Книга для писателей и читателей. Для всех, кому небезразлична литература и те, кто ею живет: «одинокие пишущие люди».
Прочли с огромным удовольствием. Пока читали, многое примеряли на себя. С очень многим согласны. Все-таки у одиноких пишущих людей есть много общего. Но есть, конечно же, и различия: еще не хватало, чтобы их не было! Нас же не на конвейере штампуют, в конце-то концов. Но эти различия лишь добавляют жизненности тому, что есть у писателей общего. Делают его еще более ценным.
Спасибо вам, Дина Ильинична, за эту книгу.
Ну и хватит, пожалуй. Пусть дальше сам текст говорит за себя. Чем? Цитатами, чем же еще? Для начала – два эпиграфа к книге:
У искусства есть два самых опасных врага: ремесленник, не озарённый талантом, и талант, не владеющий ремеслом.
Анатоль Франс
Художник не должен идти по трамвайным линиям.
Виктор Шкловский
* * *
Как же верно сказано.
А теперь – собственно цитаты:
Таланту научить, конечно, нельзя, но профессию – какие-то её очевидные принципы и зачатки – передать можно.
Литературу всегда интересовало только самое мучительное, самое потаённое. Это и есть смысл, плоть и кровь литературы.
Закончив книгу, ты сбрасываешь её, как старую надоевшую шкуру.

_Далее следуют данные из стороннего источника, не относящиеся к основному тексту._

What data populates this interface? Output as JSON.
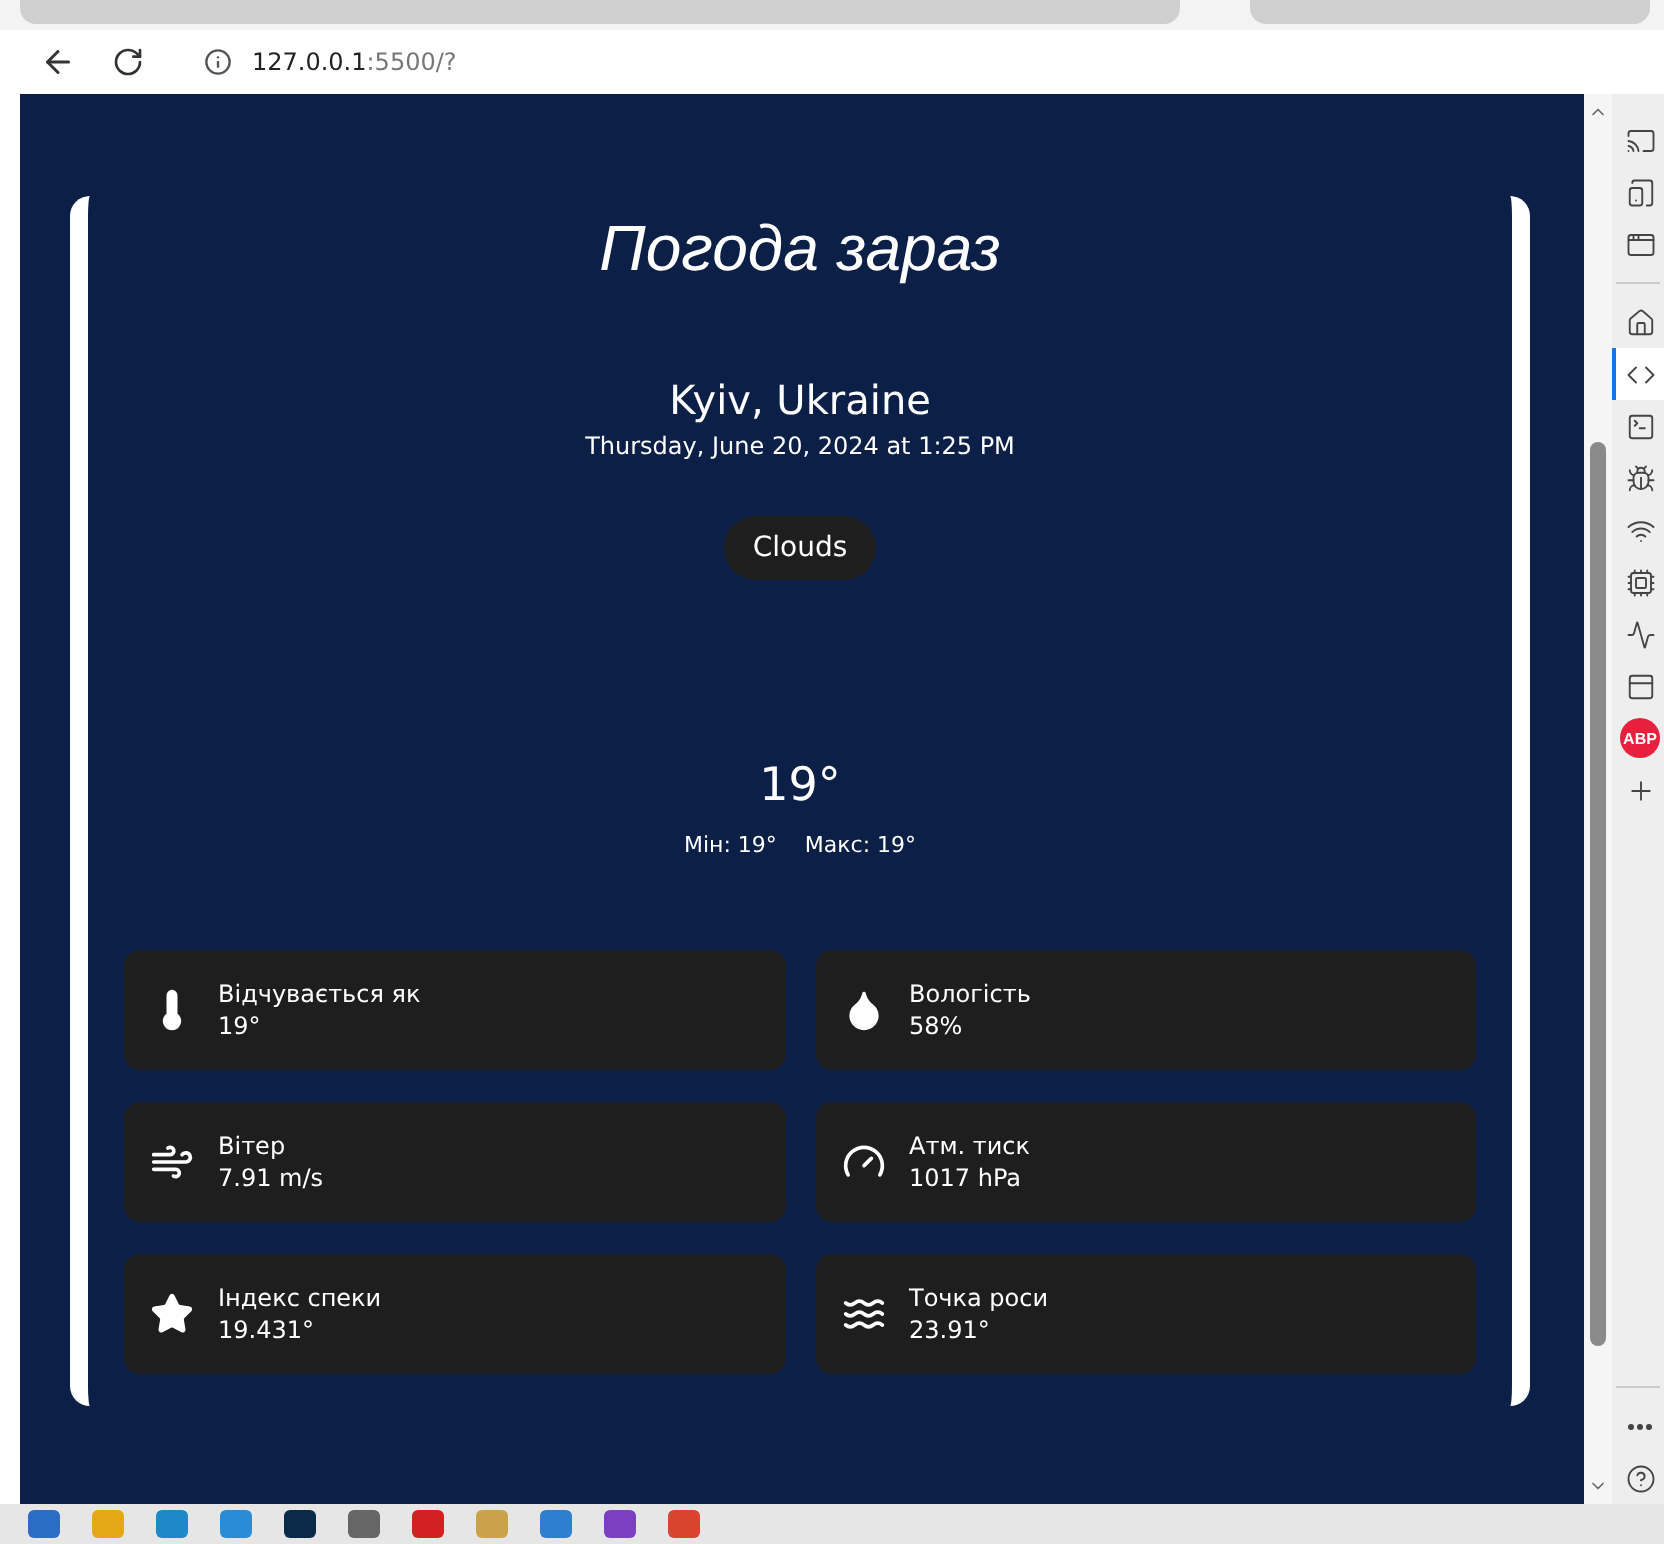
{
  "browser": {
    "url_host": "127.0.0.1",
    "url_path": ":5500/?"
  },
  "page": {
    "title": "Погода зараз",
    "location": "Kyiv, Ukraine",
    "datetime": "Thursday, June 20, 2024 at 1:25 PM",
    "condition": "Clouds",
    "temperature": "19°",
    "min": "Мін: 19°",
    "max": "Макс: 19°",
    "details": [
      {
        "kind": "thermometer",
        "label": "Відчувається як",
        "value": "19°"
      },
      {
        "kind": "drop",
        "label": "Вологість",
        "value": "58%"
      },
      {
        "kind": "wind",
        "label": "Вітер",
        "value": "7.91 m/s"
      },
      {
        "kind": "gauge",
        "label": "Атм. тиск",
        "value": "1017 hPa"
      },
      {
        "kind": "star",
        "label": "Індекс спеки",
        "value": "19.431°"
      },
      {
        "kind": "waves",
        "label": "Точка роси",
        "value": "23.91°"
      }
    ]
  },
  "devtools": {
    "items": [
      {
        "kind": "cast",
        "selected": false
      },
      {
        "kind": "device",
        "selected": false
      },
      {
        "kind": "window",
        "selected": false
      },
      {
        "kind": "home",
        "selected": false
      },
      {
        "kind": "code",
        "selected": true
      },
      {
        "kind": "console",
        "selected": false
      },
      {
        "kind": "bug",
        "selected": false
      },
      {
        "kind": "wifi",
        "selected": false
      },
      {
        "kind": "cpu",
        "selected": false
      },
      {
        "kind": "performance",
        "selected": false
      },
      {
        "kind": "panel",
        "selected": false
      },
      {
        "kind": "abp",
        "label": "ABP",
        "selected": false
      },
      {
        "kind": "add",
        "selected": false
      }
    ]
  }
}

Настоящий писатель пишет только о том, что его серьёзно волнует. У него просто ни черта не выйдет, если он влезет не в свою конюшню или напялит шапку не по Сеньке.
Какова цель творчества? Странный вопрос. Какова цель извержения вулкана?.. Видимо, я не знаю ответа, а может, и знать не хочу.
«О чём писать» и «как это делать» – вещи такие же разные, как «купить машину» и «ездить на ней».
Во все времена значительные имена и книги всегда можно было по пальцам пересчитать, да и как иначе? Оглянитесь на любое десятилетие: вы обнаружите с десяток серьёзных романов, имеющих право остаться в литературе.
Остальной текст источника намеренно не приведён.